Les rapports contractuels nés de la passation d’un marché public de travaux s’éteignent par la réalisation de deux évènements : la réception de l’ouvrage et l’établissement du décompte général et définitif.
Le rôle respectif de ces deux évènements a été récemment précisé par le Conseil d’Etat.
La nature du litige
Suite à un glissement de terrain survenu sur le chantier de construction d’une maison de retraite, le Centre Hospitalier Général de Boulogne-sur-Mer a recherché la responsabilité de ses maîtres d’oeuvre et des titulaire des marchés. L’ouvrage ayant fait l’objet d’une réception sans réserve, les premiers juges avaient considéré que le Centre Hospitalier ne pouvait plus invoquer la responsabilité contractuelle des constructeurs à raison de l’accident survenu. Les juges du fond avaient en outre estimé que, lors des opérations de réception, les maîtres d’oeuvre n’avaient pas failli à leurs obligations de conseil.
Le Conseil d’Etat a censuré ces décisions en précisant le rôle respectif de la réception et du décompte général et définitif.
La décision du Conseil d’Etat
La réception consiste à constater la livraison d’un ouvrage conforme aux prescriptions contractuelles. Elle met donc fin aux obligations sur le plan technique uniquement. Le décompte général et définitif marque l’achèvement des relations contractuelles sur le plan financier.
En d’autres termes, la seule réception de l’ouvrage ne met pas fin à la responsabilité contractuelle de droit commun des constructeurs. Tout dommage postérieur à la réception demeure susceptible d’engager cette responsabilité.
Seul l’établissement du décompte général et définitif permet de faire barrage à l’invocation de cette responsabilité par le maître de l’ouvrage.
C’est à ses dépens que le Centre Hospitalier a appris cette règle contractuelle.
Le risque lié à l’absence de réserve
L’ Hôpital avait délivré en effet, à un seul de ses cocontractants, à la fois une réception sans réserve et un décompte général, également sans réserve, lui donnant ainsi un caractère définitif.
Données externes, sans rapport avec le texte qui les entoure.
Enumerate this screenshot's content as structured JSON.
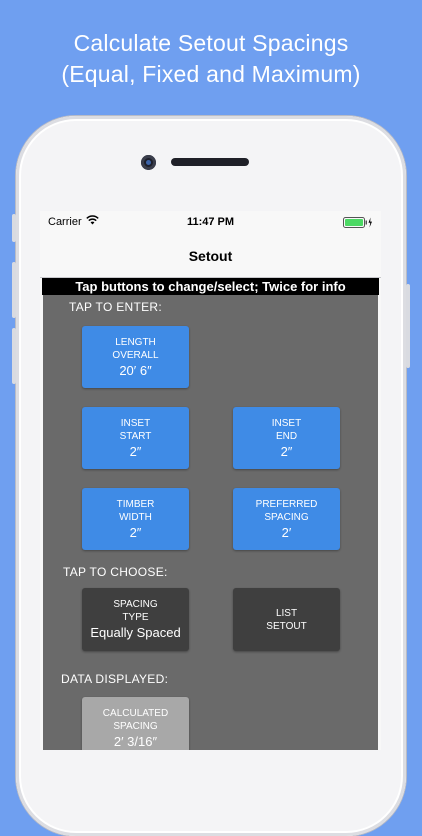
{
  "headline": {
    "line1": "Calculate Setout Spacings",
    "line2": "(Equal, Fixed and Maximum)"
  },
  "status_bar": {
    "carrier": "Carrier",
    "time": "11:47 PM",
    "icons": [
      "wifi-icon",
      "battery-icon"
    ]
  },
  "nav": {
    "title": "Setout"
  },
  "banner": "Tap buttons to change/select; Twice for info",
  "sections": {
    "enter": "TAP TO ENTER:",
    "choose": "TAP TO CHOOSE:",
    "data": "DATA DISPLAYED:"
  },
  "tiles": {
    "length_overall": {
      "line1": "LENGTH",
      "line2": "OVERALL",
      "value": "20′ 6″"
    },
    "inset_start": {
      "line1": "INSET",
      "line2": "START",
      "value": "2″"
    },
    "inset_end": {
      "line1": "INSET",
      "line2": "END",
      "value": "2″"
    },
    "timber_width": {
      "line1": "TIMBER",
      "line2": "WIDTH",
      "value": "2″"
    },
    "preferred_spacing": {
      "line1": "PREFERRED",
      "line2": "SPACING",
      "value": "2′"
    },
    "spacing_type": {
      "line1": "SPACING",
      "line2": "TYPE",
      "value": "Equally Spaced"
    },
    "list_setout": {
      "line1": "LIST",
      "line2": "SETOUT"
    },
    "calculated_spacing": {
      "line1": "CALCULATED",
      "line2": "SPACING",
      "value": "2′ 3/16″"
    }
  },
  "colors": {
    "background": "#6f9ff0",
    "blue_button": "#3f8be6",
    "dark_button": "#3f3f3f",
    "gray_button": "#a8a8a8",
    "panel": "#6a6a6a",
    "battery": "#4cd964"
  }
}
De ce fait, le cocontractant a pu échapper à sa responsabilité.
Celle-ci avait pourtant été retenue par un expert à hauteur de 30% du préjudice total du Centre Hospitalier estimé à 612 061,27 €.
Certes, le Centre Hospitalier avait appelé en garantie ses maîtres d’oeuvre dont le devoir de conseil s’applique, notamment, à l’occasion de l’établissement du décompte général.
Toutefois, le Conseil d’Etat a considéré que le Centre Hospitalier avait commis une faute inexcusable en acceptant de signer sans réserve le décompte général, alors qu’il n’ignorait pas l’existence de l’accident en cause.
Cette faute a permis d’exonérer la responsabilité des maîtres d’oeuvre à hauteur de 50%; soit une perte pour l’hôpital d’environ 92 000 €.
Véritable mise en garde pour la maîtrise d’ouvrage publique, cet arrêt précise le rôle respectif des documents mettant fin aux relations contractuelles et souligne, ainsi, toute l’importance que revêt l’émission de réserves lors de l’établissement du décompte général.